Anhand des Ergebnis der Grünen auf die Meinung der Bevölkerung zu schließen ist unzulässig.
Wieviele haben die Grünen nicht gewählt, weil sie keine Kriegspartei unterstützen wollen?
Wieviele Umweltbewegte gehen überhaupt nicht (mehr) wählen, weil sie keine Lust haben, sich selbst zu verarschen?
Und wenn schon die Grünen herhalten müssen - wenn bis zu 28% in den Umfragen Grüne wählen wollen würden - was sagt das aus, dass dies dann auf 15% zusammen schrumpft?

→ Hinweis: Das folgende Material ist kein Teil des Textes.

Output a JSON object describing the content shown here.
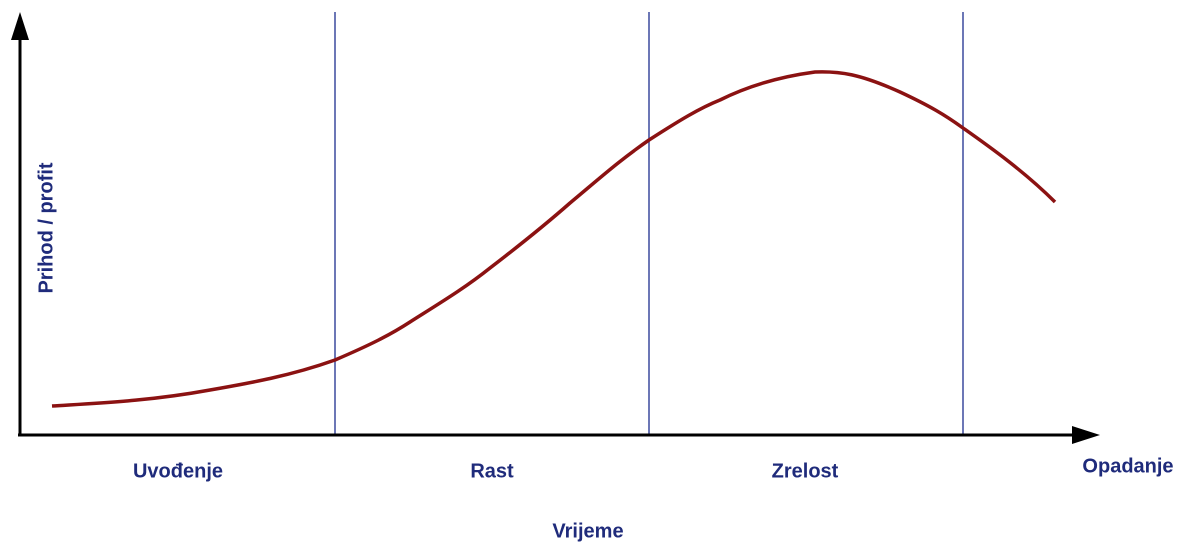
{
  "axes": {
    "y_label": "Prihod / profit",
    "x_label": "Vrijeme"
  },
  "stages": [
    "Uvođenje",
    "Rast",
    "Zrelost",
    "Opadanje"
  ]
}
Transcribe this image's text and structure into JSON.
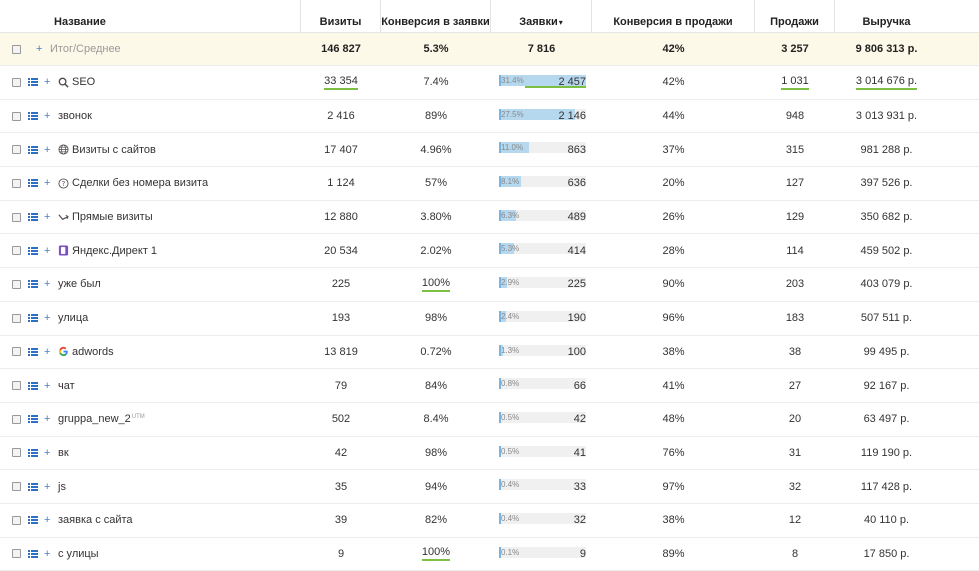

Das Programm der Grünen war nie grün genug - und wer grün wählt wählt auch Säbelrasseln Richtung Russland. Das alleine wird doch viele Umweltbewegte zumindest davon abgehalten haben, Grün zu wählen.
Dann ist auch noch ein sehr großer Teil des Wahlvolkes über 60. Wieviele von den 70+ Wählerinnen und Wählern wusste überhaupt noch bei der Wahl wem sie da ihre Stimme geben? Und sind 70+ für Umweltaktivisten überhaupt noch eine sinnvolle Zielgruppe?
Unterschichten sind bei Wahlen ebenso weniger vertreten, da die sich lieber in die Wahlverweigerer einreihen.
All das zeigt: Eine Bundestagswahl ist kein Barometer für die Stimmung in der Bevölkerung. Auch wenn Parteien das gerne anders sehen würden, weil sie sich als Alleinvertreter der Demokratie aufplustern. Demokratie ist aber mehr als alle 4 Jahre mal ein Kreuz zu machen.